1. Hidrata siempre tus labios. Los labios secos, agrietados y escamosos pueden arruinar por completo el efecto del lápiz labial. Para exfoliarlos, después de cepillarte los dientes con pasta blanqueadora, enjuaga tu cepillo y masajea suavemente tus labios para eliminar la piel muerta.
2. Evita los tonos bronce y dorado en purpurina o lápices labiales que pueden darle un tinte amarillento a tus dientes. En su lugar, opta por un brillo plateado sutil que realce tu sonrisa.
3. Elige tonos ciruela en lápiz labial en lugar de tonalidades frías que pueden hacer que tus dientes parezcan amarillentos. Opta por matices de bayas o azules que contrasten con esos tonos amarillos.
4. Delinea la curva de tu boca. Resalta su forma para que tus labios se vean más llenos, lo que acentuará la blancura de tus dientes. Puedes utilizar iluminadores y correctores alrededor de la línea de los labios para lograr este efecto.

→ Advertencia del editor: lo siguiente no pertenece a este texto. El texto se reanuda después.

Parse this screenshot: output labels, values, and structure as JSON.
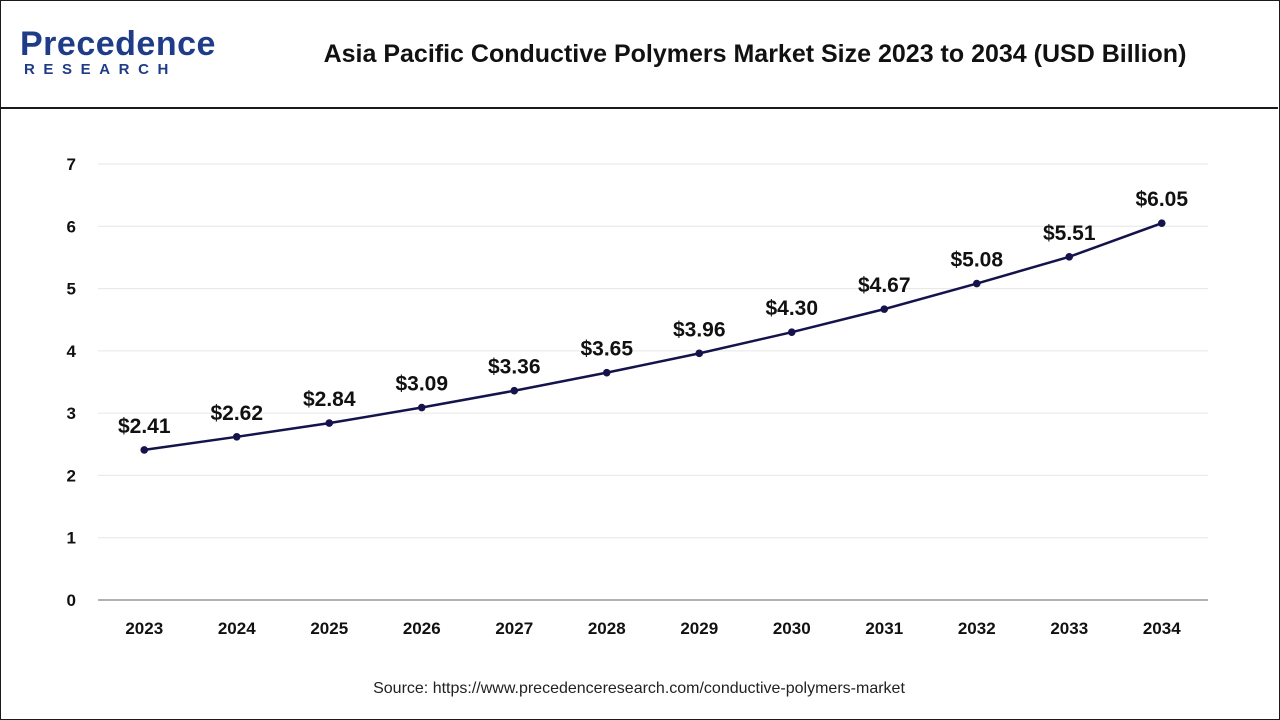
{
  "header": {
    "logo_word": "Precedence",
    "logo_sub": "RESEARCH"
  },
  "colors": {
    "line": "#14134b",
    "grid": "#e6e6e6",
    "axis": "#999999",
    "logo": "#1f3c88",
    "text": "#111111"
  },
  "chart_data": {
    "type": "line",
    "title": "Asia Pacific Conductive Polymers Market Size 2023 to 2034 (USD Billion)",
    "xlabel": "",
    "ylabel": "",
    "categories": [
      "2023",
      "2024",
      "2025",
      "2026",
      "2027",
      "2028",
      "2029",
      "2030",
      "2031",
      "2032",
      "2033",
      "2034"
    ],
    "series": [
      {
        "values": [
          2.41,
          2.62,
          2.84,
          3.09,
          3.36,
          3.65,
          3.96,
          4.3,
          4.67,
          5.08,
          5.51,
          6.05
        ],
        "labels": [
          "$2.41",
          "$2.62",
          "$2.84",
          "$3.09",
          "$3.36",
          "$3.65",
          "$3.96",
          "$4.30",
          "$4.67",
          "$5.08",
          "$5.51",
          "$6.05"
        ]
      }
    ],
    "ylim": [
      0,
      7
    ],
    "yticks": [
      "0",
      "1",
      "2",
      "3",
      "4",
      "5",
      "6",
      "7"
    ],
    "grid": true,
    "legend": "none"
  },
  "source": "Source: https://www.precedenceresearch.com/conductive-polymers-market"
}
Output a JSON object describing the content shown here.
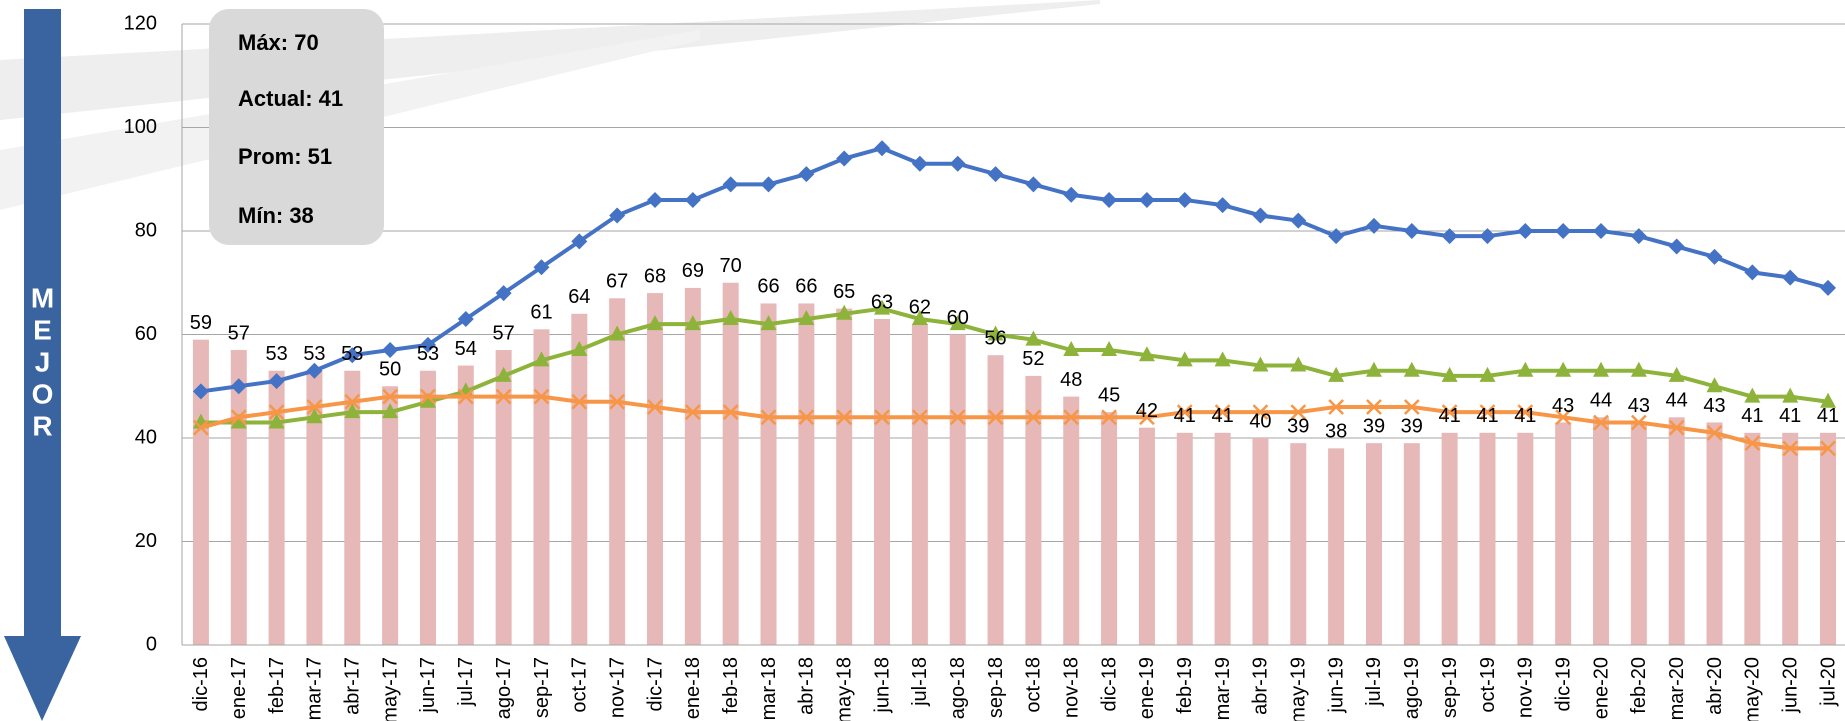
{
  "chart_data": {
    "type": "bar_line",
    "categories": [
      "dic-16",
      "ene-17",
      "feb-17",
      "mar-17",
      "abr-17",
      "may-17",
      "jun-17",
      "jul-17",
      "ago-17",
      "sep-17",
      "oct-17",
      "nov-17",
      "dic-17",
      "ene-18",
      "feb-18",
      "mar-18",
      "abr-18",
      "may-18",
      "jun-18",
      "jul-18",
      "ago-18",
      "sep-18",
      "oct-18",
      "nov-18",
      "dic-18",
      "ene-19",
      "feb-19",
      "mar-19",
      "abr-19",
      "may-19",
      "jun-19",
      "jul-19",
      "ago-19",
      "sep-19",
      "oct-19",
      "nov-19",
      "dic-19",
      "ene-20",
      "feb-20",
      "mar-20",
      "abr-20",
      "may-20",
      "jun-20",
      "jul-20"
    ],
    "values": [
      59,
      57,
      53,
      53,
      53,
      50,
      53,
      54,
      57,
      61,
      64,
      67,
      68,
      69,
      70,
      66,
      66,
      65,
      63,
      62,
      60,
      56,
      52,
      48,
      45,
      42,
      41,
      41,
      40,
      39,
      38,
      39,
      39,
      41,
      41,
      41,
      43,
      44,
      43,
      44,
      43,
      41,
      41,
      41
    ],
    "color": "#e6b8b7",
    "series": [
      {
        "color": "#4472c4",
        "marker": "diamond",
        "values": [
          49,
          50,
          51,
          53,
          56,
          57,
          58,
          63,
          68,
          73,
          78,
          83,
          86,
          86,
          89,
          89,
          91,
          94,
          96,
          93,
          93,
          91,
          89,
          87,
          86,
          86,
          86,
          85,
          83,
          82,
          79,
          81,
          80,
          79,
          79,
          80,
          80,
          80,
          79,
          77,
          75,
          72,
          71,
          69
        ]
      },
      {
        "color": "#8db33a",
        "marker": "triangle",
        "values": [
          43,
          43,
          43,
          44,
          45,
          45,
          47,
          49,
          52,
          55,
          57,
          60,
          62,
          62,
          63,
          62,
          63,
          64,
          65,
          63,
          62,
          60,
          59,
          57,
          57,
          56,
          55,
          55,
          54,
          54,
          52,
          53,
          53,
          52,
          52,
          53,
          53,
          53,
          53,
          52,
          50,
          48,
          48,
          47
        ]
      },
      {
        "color": "#f79646",
        "marker": "x",
        "values": [
          42,
          44,
          45,
          46,
          47,
          48,
          48,
          48,
          48,
          48,
          47,
          47,
          46,
          45,
          45,
          44,
          44,
          44,
          44,
          44,
          44,
          44,
          44,
          44,
          44,
          44,
          45,
          45,
          45,
          45,
          46,
          46,
          46,
          45,
          45,
          45,
          44,
          43,
          43,
          42,
          41,
          39,
          38,
          38
        ]
      }
    ],
    "ylim": [
      0,
      120
    ],
    "yticks": [
      0,
      20,
      40,
      60,
      80,
      100,
      120
    ],
    "grid": true,
    "annotations": [
      "Máx: 70",
      "Actual: 41",
      "Prom: 51",
      "Mín: 38"
    ],
    "side_label": [
      "M",
      "E",
      "J",
      "O",
      "R"
    ]
  }
}
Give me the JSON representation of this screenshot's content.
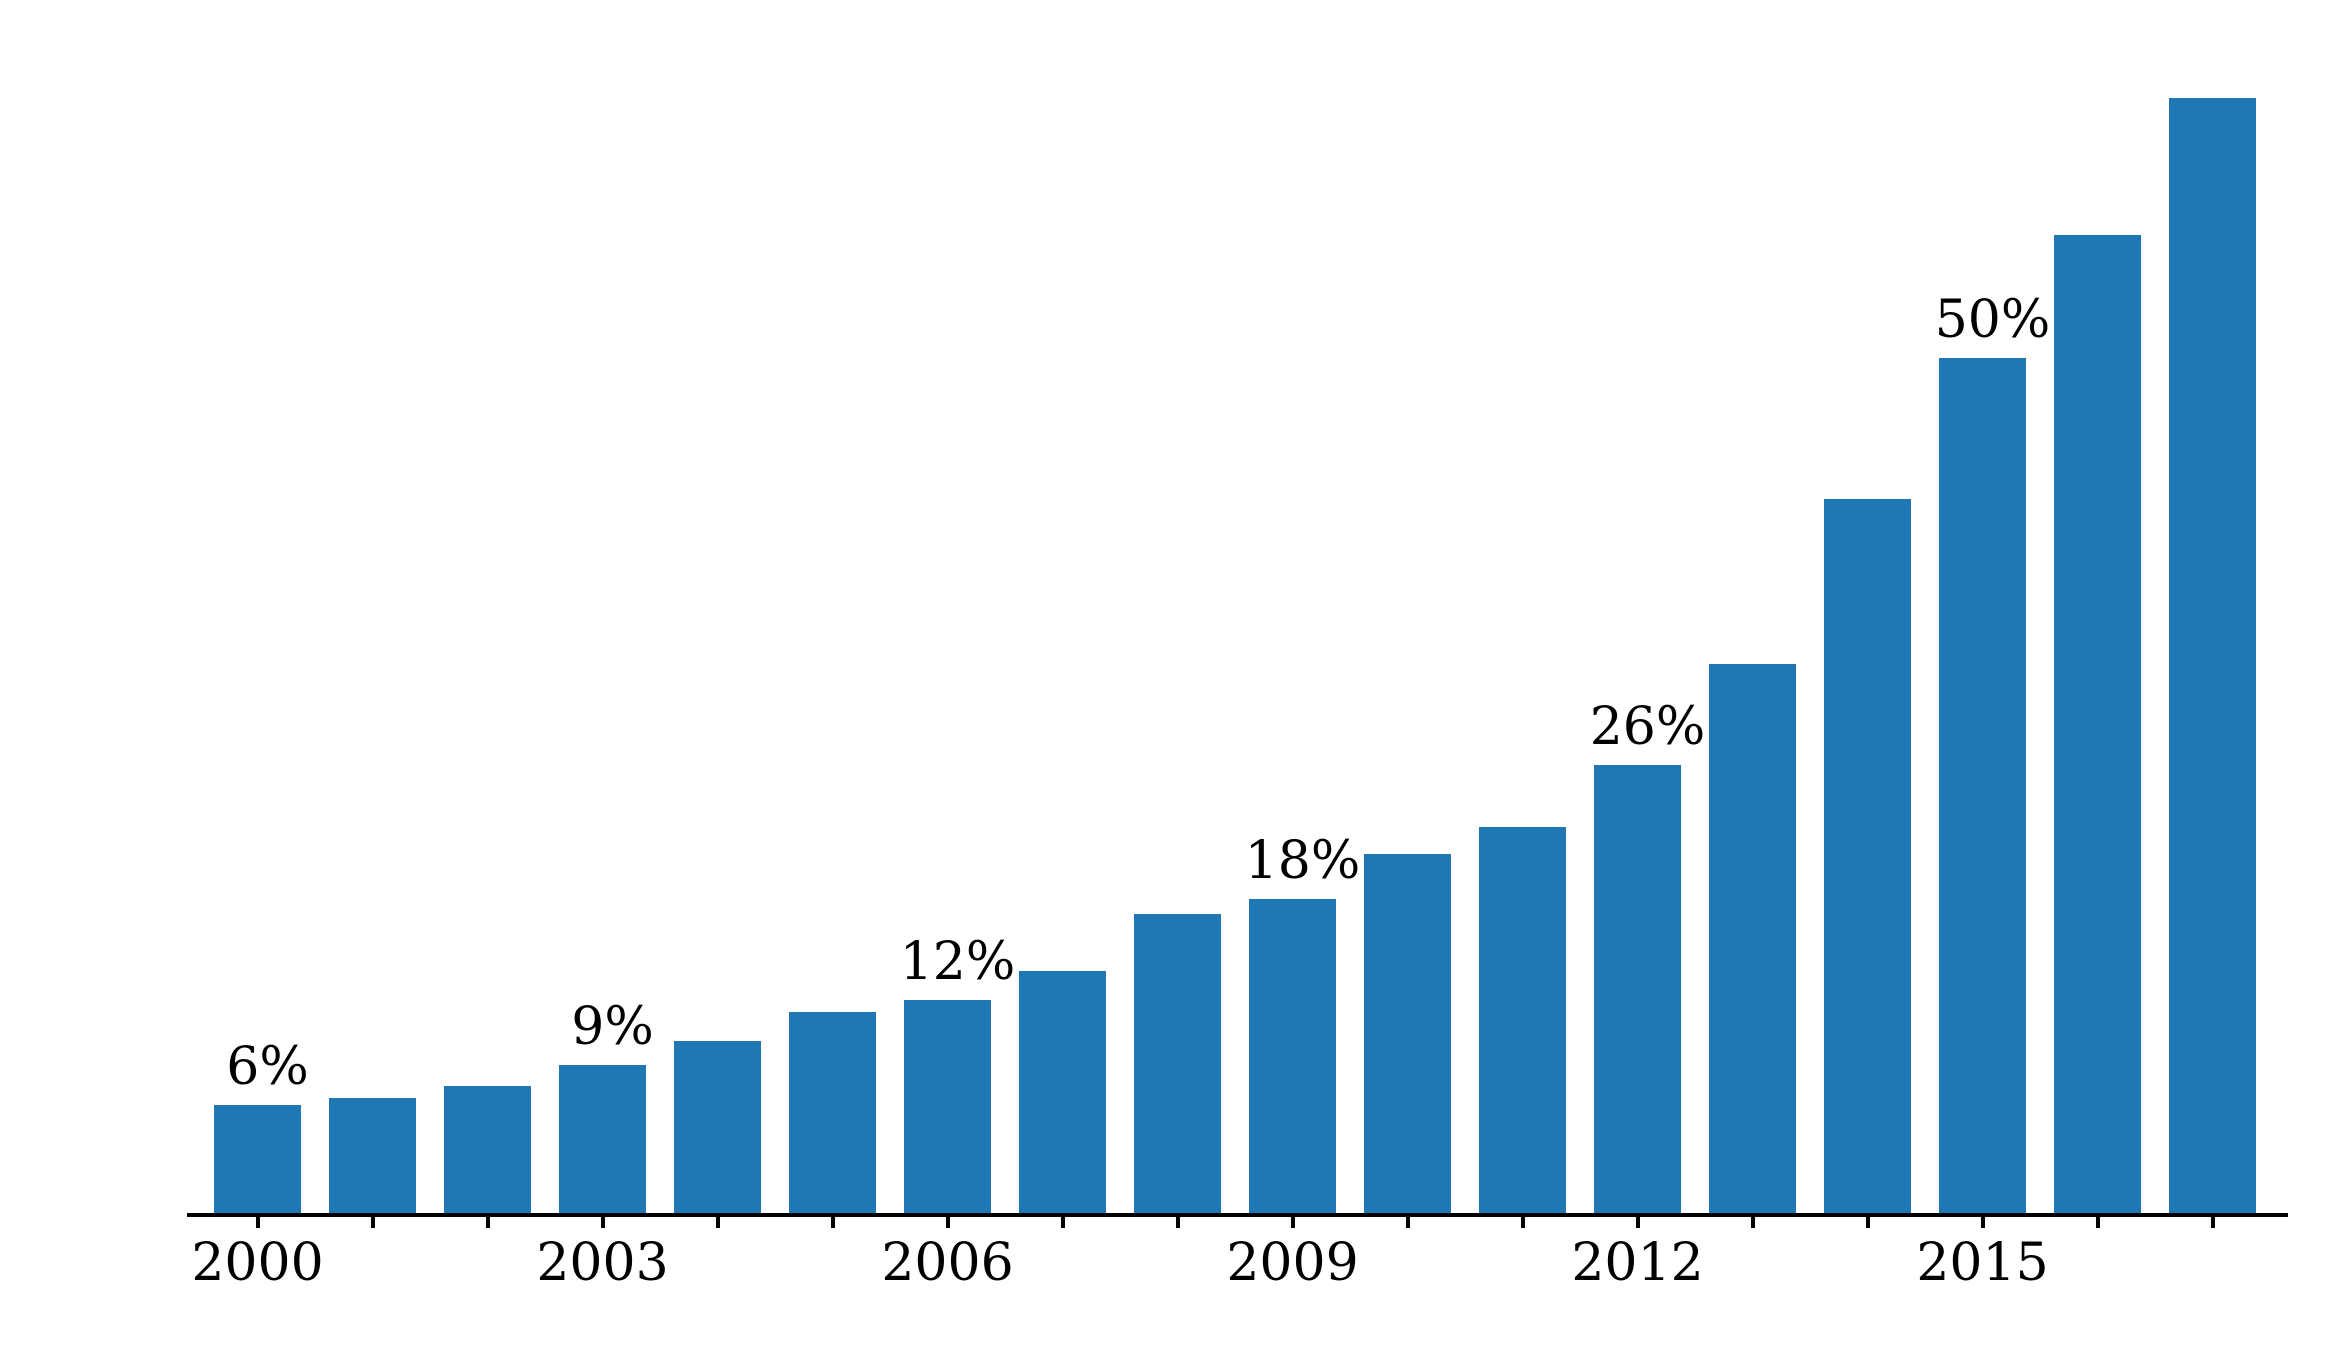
{
  "figure": {
    "background_color": "#ffffff"
  },
  "chart_data": {
    "type": "bar",
    "title": "",
    "xlabel": "",
    "ylabel": "",
    "grid": false,
    "legend": false,
    "bar_color": "#1f77b4",
    "axis_color": "#000000",
    "text_color": "#000000",
    "ylim": [
      0,
      70.7
    ],
    "x_tick_labeled_years": [
      "2000",
      "2003",
      "2006",
      "2009",
      "2012",
      "2015"
    ],
    "value_labels_shown": [
      "6%",
      "9%",
      "12%",
      "18%",
      "26%",
      "50%"
    ],
    "bars": [
      {
        "year": "2000",
        "value": 6.3,
        "value_label": "6%",
        "tick_label": "2000"
      },
      {
        "year": "2001",
        "value": 6.7
      },
      {
        "year": "2002",
        "value": 7.4
      },
      {
        "year": "2003",
        "value": 8.6,
        "value_label": "9%",
        "tick_label": "2003"
      },
      {
        "year": "2004",
        "value": 10.0
      },
      {
        "year": "2005",
        "value": 11.7
      },
      {
        "year": "2006",
        "value": 12.4,
        "value_label": "12%",
        "tick_label": "2006"
      },
      {
        "year": "2007",
        "value": 14.1
      },
      {
        "year": "2008",
        "value": 17.4
      },
      {
        "year": "2009",
        "value": 18.3,
        "value_label": "18%",
        "tick_label": "2009"
      },
      {
        "year": "2010",
        "value": 20.9
      },
      {
        "year": "2011",
        "value": 22.5
      },
      {
        "year": "2012",
        "value": 26.1,
        "value_label": "26%",
        "tick_label": "2012"
      },
      {
        "year": "2013",
        "value": 32.0
      },
      {
        "year": "2014",
        "value": 41.6
      },
      {
        "year": "2015",
        "value": 49.8,
        "value_label": "50%",
        "tick_label": "2015"
      },
      {
        "year": "2016",
        "value": 57.0
      },
      {
        "year": "2017",
        "value": 65.0
      }
    ]
  }
}
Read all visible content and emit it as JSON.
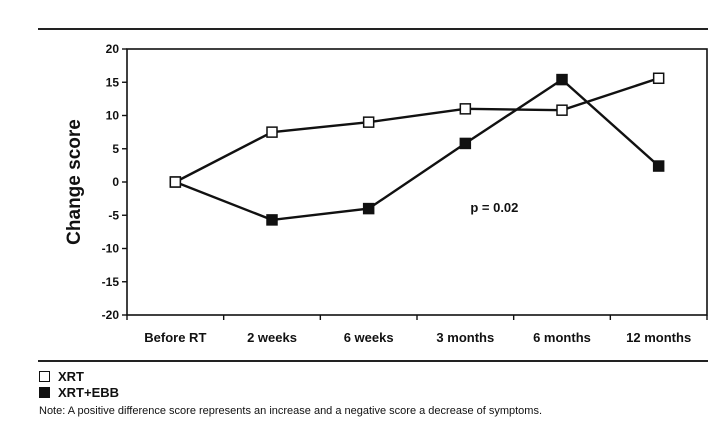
{
  "chart_data": {
    "type": "line",
    "title": "",
    "xlabel": "",
    "ylabel": "Change score",
    "ylim": [
      -20,
      20
    ],
    "yticks": [
      20,
      15,
      10,
      5,
      0,
      -5,
      -10,
      -15,
      -20
    ],
    "categories": [
      "Before RT",
      "2 weeks",
      "6 weeks",
      "3 months",
      "6 months",
      "12 months"
    ],
    "series": [
      {
        "name": "XRT",
        "marker": "open-square",
        "color": "#111111",
        "fill": "#ffffff",
        "values": [
          0,
          7.5,
          9,
          11,
          10.8,
          15.6
        ]
      },
      {
        "name": "XRT+EBB",
        "marker": "filled-square",
        "color": "#111111",
        "fill": "#111111",
        "values": [
          0,
          -5.7,
          -4,
          5.8,
          15.4,
          2.4
        ]
      }
    ],
    "annotation": "p = 0.02",
    "grid": false,
    "legend_position": "bottom-left"
  },
  "note": "Note: A positive difference score represents an increase and a negative score a decrease of symptoms."
}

5. Agregar brillo atrae la atención positiva hacia esos dientes nacarados. Añadir una capa de brillo proporciona una apariencia de humedad y juventud, dando la ilusión de una sonrisa más radiante.
6. No escojas un lápiz labial mate. Aunque están de moda, pueden hacer que tus labios se vean secos y, por su falta de brillo, no reflejan adecuadamente la luz de tus dientes. Lo mismo aplica para productos con acabado esmerilado.
7. Si no te gusta el lápiz labial rojo, prueba un color fucsia o frambuesa. Mantente en la gama de colores fríos y resalta tu feminidad.
8. No uses colores demasiado claros. Un tono muy pálido no hará que tus dientes se destaquen.
9. Las mujeres con piel más oscura deberían probar un lápiz labial de color morado intenso en lugar de marrón. Puede parecer intenso, pero recibirás cumplidos sobre tus dientes toda la noche.
10. Después de aplicar tu lápiz labial, añade un velo sutil de bronceador teñido de rosa o marrón. Demasiado bronceador puede resultar exagerado, pero la cantidad justa hará que tus dientes luzcan aún mejor que antes.